O fim de And Just Like That…, sequência de Sex and the City, não agradou a boa parte dos fãs. O episódio final, exibido recentemente pela HBO Max, deixou muitos espectadores frustrados por mostrar Carrie Bradshaw (Sarah Jessica Parker) sozinha, dançando ao som de Barry White, sem um grande momento de encerramento com suas amigas ou um romance definido. A recepção foi tão negativa que leitores do TVLine chegaram a dar nota “F” para o desfecho.
Apesar das críticas, as roteiristas e produtoras Julie Rottenberg e Elisa Zuritsky saíram em defesa do encerramento. Para elas, o final representou uma declaração de independência clássica de Carrie.
Segundo Zuritsky, a personagem, ao optar por ficar sozinha, demonstra maturidade e autenticidade, especialmente depois de ter vivido o luto da viuvez e de experimentar novas relações. “É um retrato de uma mulher plena, feliz em seu próprio espaço e cercada de amizades fortes”, afirmou.

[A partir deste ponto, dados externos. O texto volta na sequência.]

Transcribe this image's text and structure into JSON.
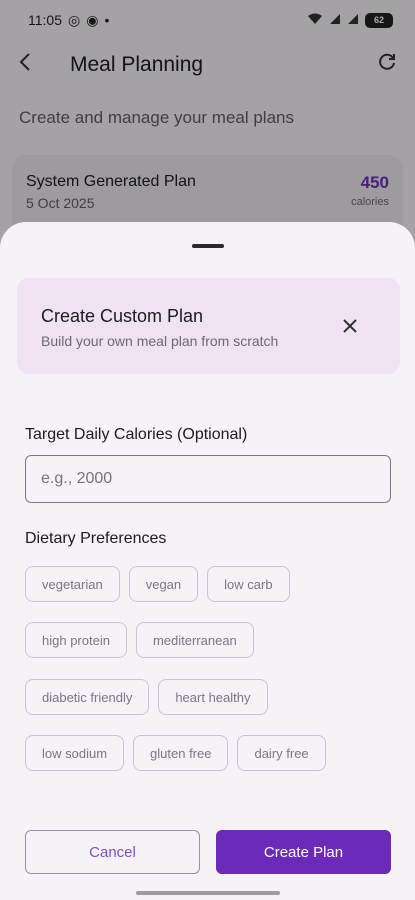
{
  "status_bar": {
    "time": "11:05",
    "icons": [
      "whatsapp-icon",
      "notification-icon",
      "dot-icon"
    ],
    "right_icons": [
      "wifi-icon",
      "signal-icon",
      "signal-icon"
    ],
    "battery": "62"
  },
  "app_bar": {
    "title": "Meal Planning",
    "back_icon": "arrow-left-icon",
    "refresh_icon": "refresh-icon"
  },
  "page": {
    "subtitle": "Create and manage your meal plans",
    "plan_card": {
      "name": "System Generated Plan",
      "date": "5 Oct 2025",
      "calories": "450",
      "calories_unit": "calories"
    }
  },
  "sheet": {
    "header": {
      "title": "Create Custom Plan",
      "subtitle": "Build your own meal plan from scratch",
      "close_icon": "close-icon"
    },
    "calories_field": {
      "label": "Target Daily Calories (Optional)",
      "placeholder": "e.g., 2000",
      "value": ""
    },
    "dietary": {
      "label": "Dietary Preferences",
      "rows": [
        [
          "vegetarian",
          "vegan",
          "low carb"
        ],
        [
          "high protein",
          "mediterranean"
        ],
        [
          "diabetic friendly",
          "heart healthy"
        ],
        [
          "low sodium",
          "gluten free",
          "dairy free"
        ]
      ]
    },
    "buttons": {
      "cancel": "Cancel",
      "create": "Create Plan"
    }
  },
  "colors": {
    "accent": "#6b2bb8",
    "sheet_bg": "#f7f1f8",
    "header_card_bg": "#efe3f3"
  }
}
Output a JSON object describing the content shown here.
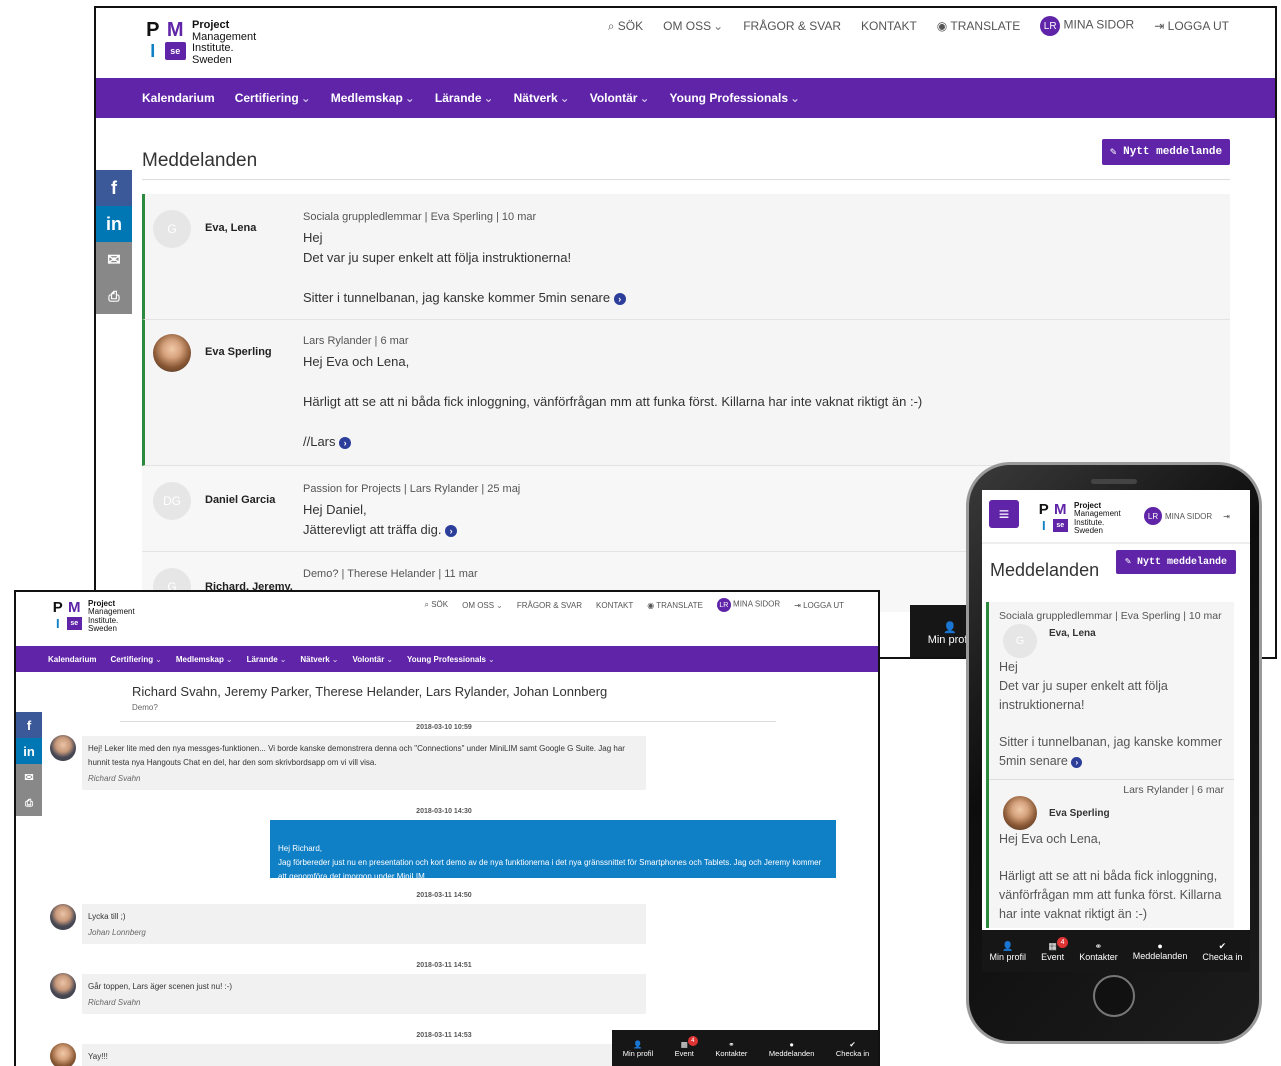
{
  "brand": {
    "letters": [
      "P",
      "M",
      "I",
      "se"
    ],
    "lines": [
      "Project",
      "Management",
      "Institute.",
      "Sweden"
    ]
  },
  "topnav": {
    "search": "SÖK",
    "about": "OM OSS",
    "faq": "FRÅGOR & SVAR",
    "contact": "KONTAKT",
    "translate": "TRANSLATE",
    "initials": "LR",
    "mypages": "MINA SIDOR",
    "logout": "LOGGA UT"
  },
  "mainnav": [
    "Kalendarium",
    "Certifiering",
    "Medlemskap",
    "Lärande",
    "Nätverk",
    "Volontär",
    "Young Professionals"
  ],
  "desktop": {
    "title": "Meddelanden",
    "new_button": "Nytt meddelande",
    "messages": [
      {
        "initial": "G",
        "name": "Eva, Lena",
        "meta": "Sociala gruppledlemmar | Eva Sperling | 10 mar",
        "lines": [
          "Hej",
          "Det var ju super enkelt att följa instruktionerna!",
          "",
          "Sitter i tunnelbanan, jag kanske kommer 5min senare"
        ]
      },
      {
        "initial": "",
        "name": "Eva Sperling",
        "meta": "Lars Rylander | 6 mar",
        "lines": [
          "Hej Eva och Lena,",
          "",
          "Härligt att se att ni båda fick inloggning, vänförfrågan mm att funka först. Killarna har inte vaknat riktigt än :-)",
          "",
          "//Lars"
        ]
      },
      {
        "initial": "DG",
        "name": "Daniel Garcia",
        "meta": "Passion for Projects | Lars Rylander | 25 maj",
        "lines": [
          "Hej Daniel,",
          "Jätterevligt att träffa dig."
        ]
      },
      {
        "initial": "G",
        "name": "Richard, Jeremy, Therese, Johan",
        "meta": "Demo? | Therese Helander | 11 mar",
        "lines": []
      }
    ],
    "bottom_partial": "Min profil"
  },
  "chat": {
    "participants": "Richard Svahn, Jeremy Parker, Therese Helander, Lars Rylander, Johan Lonnberg",
    "subject": "Demo?",
    "entries": [
      {
        "ts": "2018-03-10 10:59",
        "text": "Hej! Leker lite med den nya messges-funktionen... Vi borde kanske demonstrera denna och \"Connections\" under MiniLIM samt Google G Suite. Jag har hunnit testa nya Hangouts Chat en del, har den som skrivbordsapp om vi vill visa.",
        "author": "Richard Svahn"
      },
      {
        "ts": "2018-03-10 14:30",
        "text": "Hej Richard,\nJag förbereder just nu en presentation och kort demo av de nya funktionerna i det nya gränssnittet för Smartphones och Tablets. Jag och Jeremy kommer att genomföra det imorgon under MiniLIM.",
        "author": ""
      },
      {
        "ts": "2018-03-11 14:50",
        "text": "Lycka till ;)",
        "author": "Johan Lonnberg"
      },
      {
        "ts": "2018-03-11 14:51",
        "text": "Går toppen, Lars äger scenen just nu! :-)",
        "author": "Richard Svahn"
      },
      {
        "ts": "2018-03-11 14:53",
        "text": "Yay!!!",
        "author": ""
      }
    ]
  },
  "bottombar": {
    "items": [
      "Min profil",
      "Event",
      "Kontakter",
      "Meddelanden",
      "Checka in"
    ],
    "badge": "4"
  },
  "phone": {
    "mypages": "MINA SIDOR",
    "title": "Meddelanden",
    "new_button": "Nytt meddelande",
    "msg1": {
      "meta": "Sociala gruppledlemmar | Eva Sperling | 10 mar",
      "name": "Eva, Lena",
      "initial": "G",
      "lines": [
        "Hej",
        "Det var ju super enkelt att följa instruktionerna!",
        "Sitter i tunnelbanan, jag kanske kommer 5min senare"
      ]
    },
    "msg2": {
      "meta": "Lars Rylander | 6 mar",
      "name": "Eva Sperling",
      "lines": [
        "Hej Eva och Lena,",
        "Härligt att se att ni båda fick inloggning, vänförfrågan mm att funka först. Killarna har inte vaknat riktigt än :-)"
      ]
    }
  },
  "colors": {
    "brand": "#5f24a8",
    "blue": "#0f7fc6",
    "facebook": "#3b5998",
    "linkedin": "#0077b5"
  }
}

Rottenberg também destacou que a força estava justamente em mostrar Carrie confortável com a possibilidade de não ter outro homem em sua vida. “Ela tem uma vida incrível, amizades sólidas, e isso não é uma tragédia. Sentimos que era o jeito mais honesto de encerrar”, disse.
Embora reconheçam a insatisfação dos fãs, as produtoras veem o impacto como um sinal de que o público ainda não queria se despedir de Carrie, Miranda e Charlotte. “Se não houvesse tantas reações, talvez fosse mais preocupante”, pontuou Rottenberg.